Bob mengungkapkan, Dani Ramban terkesan “berani tapi takut dan takut tapi berani”. Pasalnya, sudah 7 bulan menjabat jadi Pj Bupati Bekasi dan sudah 1 bulan lebih, hasil lelang jabatan dari 3 nama yang sudah final tidak juga dieksekusi Dani Ramdan.

Sepertinya, lanjut Bob, pencitraan yang dilakukan Dani Ramdan itu mengulur-ulur waktu, sebab 16 orang calon eselon II adalah lokomotif di organisasi dan paling bertanggung jawab terhadap Dokumen Penggunaan Anggaran.

“Bagaimana jalan ceritanya dengan audit BPK terhadap APBD 2022 jika tidak ada lokomotif,” tanya Bob.

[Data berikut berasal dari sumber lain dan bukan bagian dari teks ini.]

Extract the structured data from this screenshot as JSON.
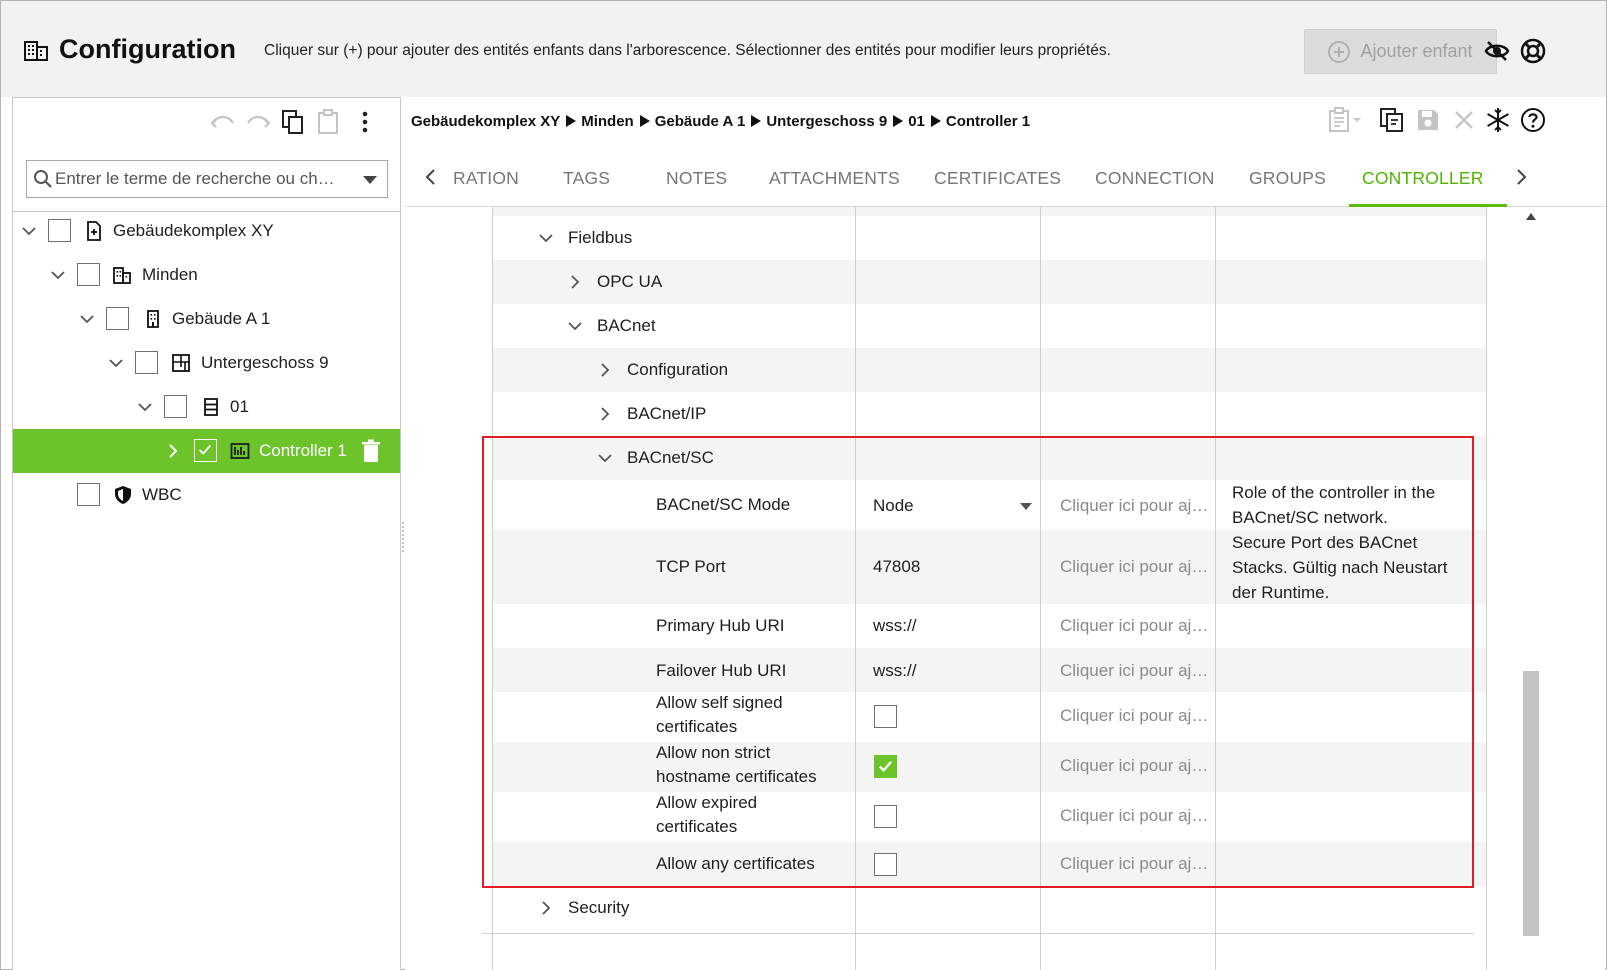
{
  "header": {
    "title": "Configuration",
    "description": "Cliquer sur (+) pour ajouter des entités enfants dans l'arborescence. Sélectionner des entités pour modifier leurs propriétés.",
    "add_child_label": "Ajouter enfant"
  },
  "left": {
    "search_placeholder": "Entrer le terme de recherche ou ch…",
    "tree": [
      {
        "label": "Gebäudekomplex XY",
        "icon": "building-complex-icon"
      },
      {
        "label": "Minden",
        "icon": "city-icon"
      },
      {
        "label": "Gebäude A 1",
        "icon": "building-icon"
      },
      {
        "label": "Untergeschoss 9",
        "icon": "floor-plan-icon"
      },
      {
        "label": "01",
        "icon": "cabinet-icon"
      },
      {
        "label": "Controller 1",
        "icon": "controller-icon"
      },
      {
        "label": "WBC",
        "icon": "shield-icon"
      }
    ]
  },
  "breadcrumb": [
    "Gebäudekomplex XY",
    "Minden",
    "Gebäude A 1",
    "Untergeschoss 9",
    "01",
    "Controller 1"
  ],
  "tabs": [
    "RATION",
    "TAGS",
    "NOTES",
    "ATTACHMENTS",
    "CERTIFICATES",
    "CONNECTION",
    "GROUPS",
    "CONTROLLER"
  ],
  "active_tab": "CONTROLLER",
  "grid": {
    "groups": {
      "fieldbus": "Fieldbus",
      "opcua": "OPC UA",
      "bacnet": "BACnet",
      "configuration": "Configuration",
      "bacnet_ip": "BACnet/IP",
      "bacnet_sc": "BACnet/SC",
      "security": "Security"
    },
    "placeholder": "Cliquer ici pour aj…",
    "rows": [
      {
        "name": "BACnet/SC Mode",
        "value": "Node",
        "desc": "Role of the controller in the BACnet/SC network."
      },
      {
        "name": "TCP Port",
        "value": "47808",
        "desc": "Secure Port des BACnet Stacks. Gültig nach Neustart der Runtime."
      },
      {
        "name": "Primary Hub URI",
        "value": "wss://",
        "desc": ""
      },
      {
        "name": "Failover Hub URI",
        "value": "wss://",
        "desc": ""
      },
      {
        "name_line1": "Allow self signed",
        "name_line2": "certificates",
        "checked": false
      },
      {
        "name_line1": "Allow non strict",
        "name_line2": "hostname certificates",
        "checked": true
      },
      {
        "name_line1": "Allow expired",
        "name_line2": "certificates",
        "checked": false
      },
      {
        "name": "Allow any certificates",
        "checked": false
      }
    ]
  },
  "colors": {
    "accent_green": "#6cc42a",
    "tab_active": "#4fb300",
    "highlight_red": "#e31b23"
  }
}
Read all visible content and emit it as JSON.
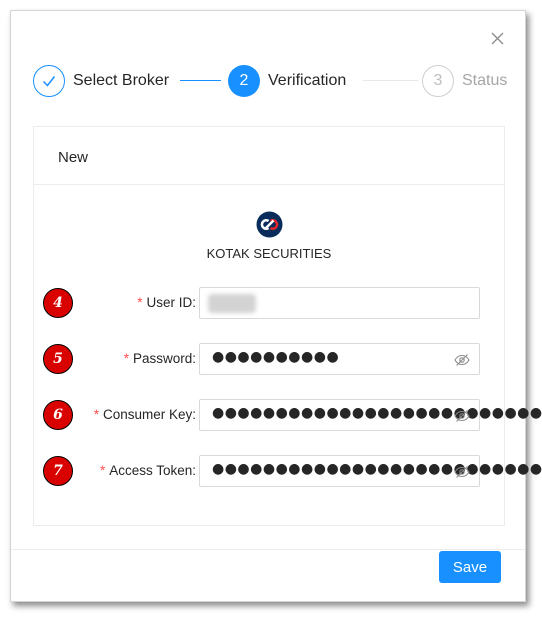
{
  "modal": {
    "steps": [
      {
        "number": "",
        "title": "Select Broker",
        "status": "done"
      },
      {
        "number": "2",
        "title": "Verification",
        "status": "active"
      },
      {
        "number": "3",
        "title": "Status",
        "status": "wait"
      }
    ],
    "card": {
      "title": "New",
      "broker_name": "KOTAK SECURITIES",
      "fields": [
        {
          "badge": "4",
          "required_mark": "*",
          "label": "User ID:",
          "value": ""
        },
        {
          "badge": "5",
          "required_mark": "*",
          "label": "Password:",
          "value": "●●●●●●●●●●"
        },
        {
          "badge": "6",
          "required_mark": "*",
          "label": "Consumer Key:",
          "value": "●●●●●●●●●●●●●●●●●●●●●●●●●●"
        },
        {
          "badge": "7",
          "required_mark": "*",
          "label": "Access Token:",
          "value": "●●●●●●●●●●●●●●●●●●●●●●●●●●"
        }
      ]
    },
    "save_label": "Save"
  },
  "colors": {
    "primary": "#1890ff",
    "required": "#ff4d4f",
    "badge": "#d90000",
    "logo": "#e4262c"
  }
}
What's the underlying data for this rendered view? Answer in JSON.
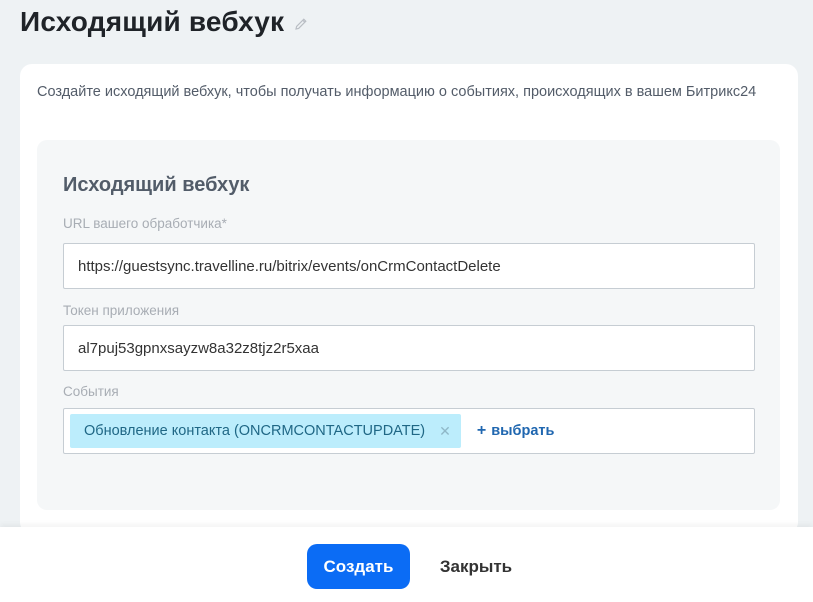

Apapun alasannya, kata dia, jabatan eselon II yang kosong itu, jika dihitung sudah 2 tahun ini belum diisi, dan aturan main untuk mengisinya jelas yakni Undang-Undang Nomor 5 Tahun 2014. Kemudian, Peraturan Pemerintah Nomor 11 Tahun 2017, serta Peraturan Menteri Pendayagunaan Aparatur Negara dan Reformasi Birokrasi Nomor 15 Tahun 2019.

“Kalau mau berani, ya berani sekalian. Kan waktu mau dibuka pendaftaran lelang jabatan eselon II, Dani Ramdan itu mengatakan kepada peserta briefing eselon III yang akan daftar, bahwa nilai terbaik akan dipilih. Nah sekarang ucapan itu harusnya dibuktikannya,” tandasnya.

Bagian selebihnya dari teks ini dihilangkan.